Researchers identify common biological features of different types of asthma

Researchers have identified biological variations in lung tissue samples that for the first time can help identify people with mild asthma from those with moderate or severe asthma.

The team, led by Professors Salman Siddiqui and Peter Bradding from our Department of Infection, Immunity and Inflammation, used state-of-the-art statistical methods involving visualisation approaches, to perform the largest comprehensive analysis of common pathological features in the airways of people with asthma of different severities. They also investigated the clinical features of these subtypes and whether there is any association with changes in genes and decline in lung function.

Professor Siddiqui and his team identified multiple biological ‘micro-clusters’ - which means that there are different combinations of active genes in each of the reported subtypes of asthma.

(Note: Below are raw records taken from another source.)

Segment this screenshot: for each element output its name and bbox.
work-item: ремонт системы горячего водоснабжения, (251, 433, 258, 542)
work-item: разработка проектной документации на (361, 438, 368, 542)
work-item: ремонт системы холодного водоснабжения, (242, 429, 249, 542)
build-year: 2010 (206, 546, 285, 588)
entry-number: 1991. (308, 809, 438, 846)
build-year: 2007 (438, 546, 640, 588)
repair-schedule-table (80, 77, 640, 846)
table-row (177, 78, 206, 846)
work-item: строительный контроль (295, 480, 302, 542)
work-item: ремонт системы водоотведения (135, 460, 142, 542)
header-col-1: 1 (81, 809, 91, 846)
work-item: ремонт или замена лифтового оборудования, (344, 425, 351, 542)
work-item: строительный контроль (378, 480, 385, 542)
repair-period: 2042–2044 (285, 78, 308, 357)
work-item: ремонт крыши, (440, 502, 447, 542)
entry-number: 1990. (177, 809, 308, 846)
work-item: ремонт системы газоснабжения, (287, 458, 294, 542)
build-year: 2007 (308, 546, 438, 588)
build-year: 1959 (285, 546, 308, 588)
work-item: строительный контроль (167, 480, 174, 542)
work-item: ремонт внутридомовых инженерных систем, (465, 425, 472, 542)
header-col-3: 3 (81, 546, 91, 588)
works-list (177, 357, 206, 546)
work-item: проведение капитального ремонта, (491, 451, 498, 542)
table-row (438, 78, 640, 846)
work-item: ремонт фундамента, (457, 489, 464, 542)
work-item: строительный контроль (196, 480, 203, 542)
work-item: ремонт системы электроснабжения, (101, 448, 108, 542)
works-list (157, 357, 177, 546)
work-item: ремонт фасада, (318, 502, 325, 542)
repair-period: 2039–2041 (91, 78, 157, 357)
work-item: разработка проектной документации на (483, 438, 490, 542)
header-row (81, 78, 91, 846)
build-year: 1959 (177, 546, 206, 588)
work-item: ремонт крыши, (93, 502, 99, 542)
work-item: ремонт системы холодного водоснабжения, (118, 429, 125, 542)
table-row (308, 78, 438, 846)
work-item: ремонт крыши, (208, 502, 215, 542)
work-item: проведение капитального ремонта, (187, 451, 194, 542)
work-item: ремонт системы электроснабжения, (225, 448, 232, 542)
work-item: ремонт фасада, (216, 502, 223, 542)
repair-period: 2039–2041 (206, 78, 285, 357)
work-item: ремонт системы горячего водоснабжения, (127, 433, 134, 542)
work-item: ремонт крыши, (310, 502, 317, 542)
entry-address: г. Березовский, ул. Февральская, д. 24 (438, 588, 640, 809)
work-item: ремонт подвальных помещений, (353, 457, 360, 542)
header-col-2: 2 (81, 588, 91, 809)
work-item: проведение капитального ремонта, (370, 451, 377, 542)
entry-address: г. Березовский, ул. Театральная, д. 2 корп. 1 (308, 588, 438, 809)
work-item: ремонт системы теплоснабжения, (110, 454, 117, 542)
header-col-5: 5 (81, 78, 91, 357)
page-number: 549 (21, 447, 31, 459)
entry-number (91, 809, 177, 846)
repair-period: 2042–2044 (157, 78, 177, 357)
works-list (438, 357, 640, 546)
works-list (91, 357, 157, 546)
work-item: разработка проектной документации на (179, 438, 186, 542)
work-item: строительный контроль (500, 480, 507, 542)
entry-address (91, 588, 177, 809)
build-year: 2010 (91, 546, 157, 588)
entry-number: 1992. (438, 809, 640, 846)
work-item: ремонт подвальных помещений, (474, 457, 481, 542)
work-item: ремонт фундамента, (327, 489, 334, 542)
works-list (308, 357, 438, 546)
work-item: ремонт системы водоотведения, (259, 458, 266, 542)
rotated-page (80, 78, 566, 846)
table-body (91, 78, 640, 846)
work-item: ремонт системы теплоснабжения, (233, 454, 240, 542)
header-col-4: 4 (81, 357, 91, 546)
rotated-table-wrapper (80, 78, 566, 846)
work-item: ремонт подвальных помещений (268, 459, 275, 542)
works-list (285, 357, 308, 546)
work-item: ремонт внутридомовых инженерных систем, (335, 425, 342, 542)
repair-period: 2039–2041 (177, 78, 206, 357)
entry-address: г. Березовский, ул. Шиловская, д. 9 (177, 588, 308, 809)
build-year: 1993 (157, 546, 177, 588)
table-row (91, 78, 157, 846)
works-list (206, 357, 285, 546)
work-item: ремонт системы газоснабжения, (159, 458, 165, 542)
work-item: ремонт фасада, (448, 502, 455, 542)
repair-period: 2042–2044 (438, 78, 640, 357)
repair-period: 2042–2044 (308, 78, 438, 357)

Professor Bradding, who is a Professor of Respiratory Medicine at the University of Leicester and Consultant Respiratory Physician at Leicester’s Hospitals, said: “The most exciting thing about finding these biological variations underpinning the differences between mild asthma and moderate and severe asthma is that the statistical methods if further developed could lead to the development of new, targeted treatments for subtypes of asthma, thus allowing  the right asthma treatments to be matched to different  patients. In this scenario, patients would benefit because they would be offered more personalised, and therefore more effective, care to manage their asthma.”

Professor Siddiqui, Professor of Airway Diseases at the University of Leicester and Consultant Respiratory Physician at Leicester’s Hospitals, added: “Further research is now underway to understand how to use these statistical approaches to combine complex information in asthma patients and make personalised treatment decisions.”

The NIHR Leicester Biomedical Research Centre is a partnership between Leicester’s Hospitals, the University of Leicester and Loughborough University.